Certamente, però, vedere fischiate alcune ministre, o ex, che pure hanno cercato di riproporre al centro la questione dei diritti delle donne; ma anche alcuni giornalisti o semplici cittadini solo perché uomini, non è stata una bella cosa. “Ci sono rimasto veramente male –ha dichiarato un distinto signore col pizzetto- “sono andato anche al gay pride, e sono eterosessuale, ma nessuno mi ha cacciato”. Ma non si è dato per vinto ed ha seguito lo stesso il corteo. Del resto qualche altro uomo c’era. E sfilava tranquillamente. Alcuni erano ragazzi giovani, che portavano le bandiere rosse dell’Unione Studenti. Evidentemente i rimbrotti li ha presi chi è  incappato nei gruppi più estremi, ma minoritari. Il che ovviamente non sminuisce la gravità dei fischi e degli insulti. A questi gruppi settari, forse qualcuno dovrebbe riprovare a spiegare, anche e soprattutto nei gruppi femministi, che la faziosità non giova; che le leggi si fanno in Parlamento, e che il sistema parlamentare, in un paese democratico non può essere affossato, perché in assenza di esso c’è la dittatura. Quella che l’Italia ha avuto nel ventennio. Dove il mito della donna fattrice era esaltato ed osannano non a caso. Miti in cui sguazzano maschi frustrati che non riuscendo a dialogare con donne magari più capaci ed intelligenti di loro, le perseguitano, violentano ed uccidono.

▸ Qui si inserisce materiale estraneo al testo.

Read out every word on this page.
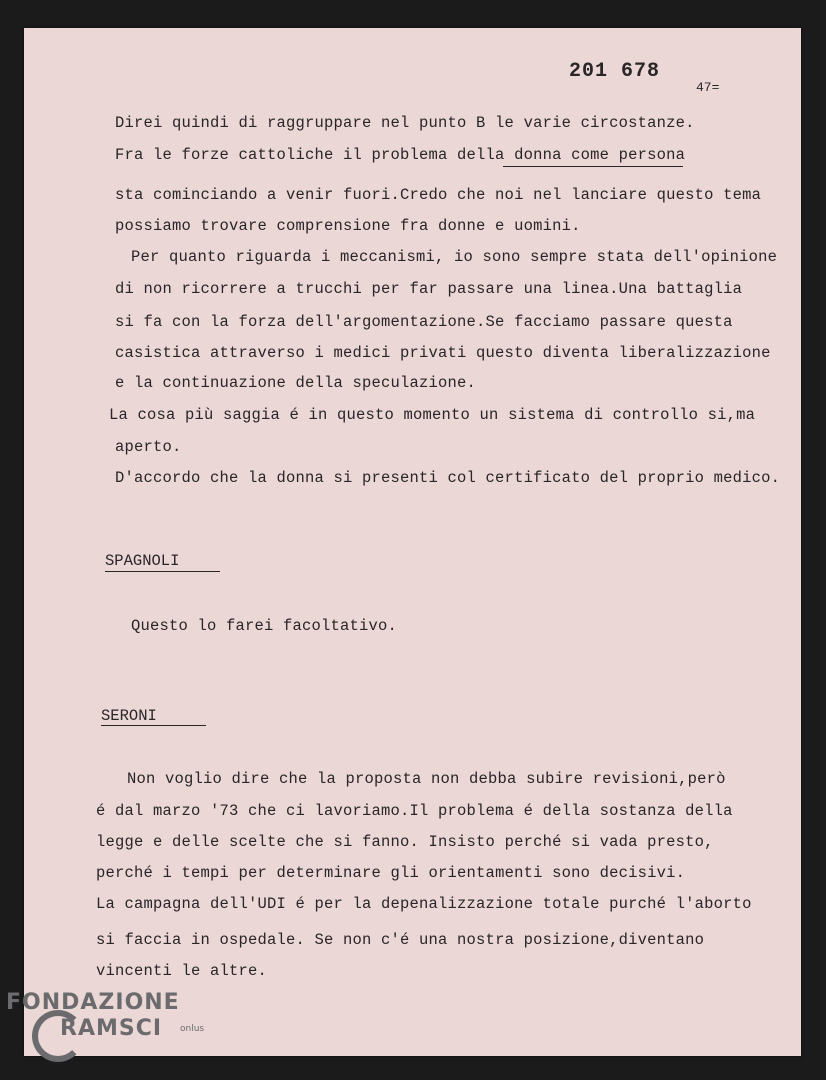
201 678
47=
Direi quindi di raggruppare nel punto B le varie circostanze.
Fra le forze cattoliche il problema della donna come persona
sta cominciando a venir fuori.Credo che noi nel lanciare questo tema
possiamo trovare comprensione fra donne e uomini.
Per quanto riguarda i meccanismi, io sono sempre stata dell'opinione
di non ricorrere a trucchi per far passare una linea.Una battaglia
si fa con la forza dell'argomentazione.Se facciamo passare questa
casistica attraverso i medici privati questo diventa liberalizzazione
e la continuazione della speculazione.
La cosa più saggia é in questo momento un sistema di controllo si,ma
aperto.
D'accordo che la donna si presenti col certificato del proprio medico.
SPAGNOLI
Questo lo farei facoltativo.
SERONI
Non voglio dire che la proposta non debba subire revisioni,però
é dal marzo '73 che ci lavoriamo.Il problema é della sostanza della
legge e delle scelte che si fanno. Insisto perché si vada presto,
perché i tempi per determinare gli orientamenti sono decisivi.
La campagna dell'UDI é per la depenalizzazione totale purché l'aborto
si faccia in ospedale. Se non c'é una nostra posizione,diventano
vincenti le altre.
FONDAZIONE
RAMSCI onlus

Un adesivo che mi è stato regalato alla manifestazione raffigurava una donna con la testa e il braccio fasciati, che chiedeva ad un’amica: “lui mi maltratta. Cosa faresti al mio posto?” e l’amica: “cambierei posto”. E’ la soluzione! Ma non sempre è possibile. Le donne devono essere aiutate dalla solidarietà delle altre donne. Ma devono sapere che per “cambiare posto”  occorrono precisi interventi politici, che trasformino quanto è necessario in realtà. Forse varrebbe appena ricordare che uno dei motti del femminismo era: “il mio privato è il mio collettivo”. E non sarà certo la stupidità di pochi, usata strumentalmente da molti, ad offuscare questo tema posto con forza dalla stragrande maggioranza delle donne alla manifestazione del 24 novembre a Roma: la necessità di un’azione politica che ponga al centro la questione delle libertà e dei diritti. Per tutti: “non per carità, ma per diritto”. Per uno stato civile laico, ovvero democratico. Su questo tante donne vigileranno e come un altro slogan della manifestazione recitava: “ce ne ricorderemo in occasione del voto!”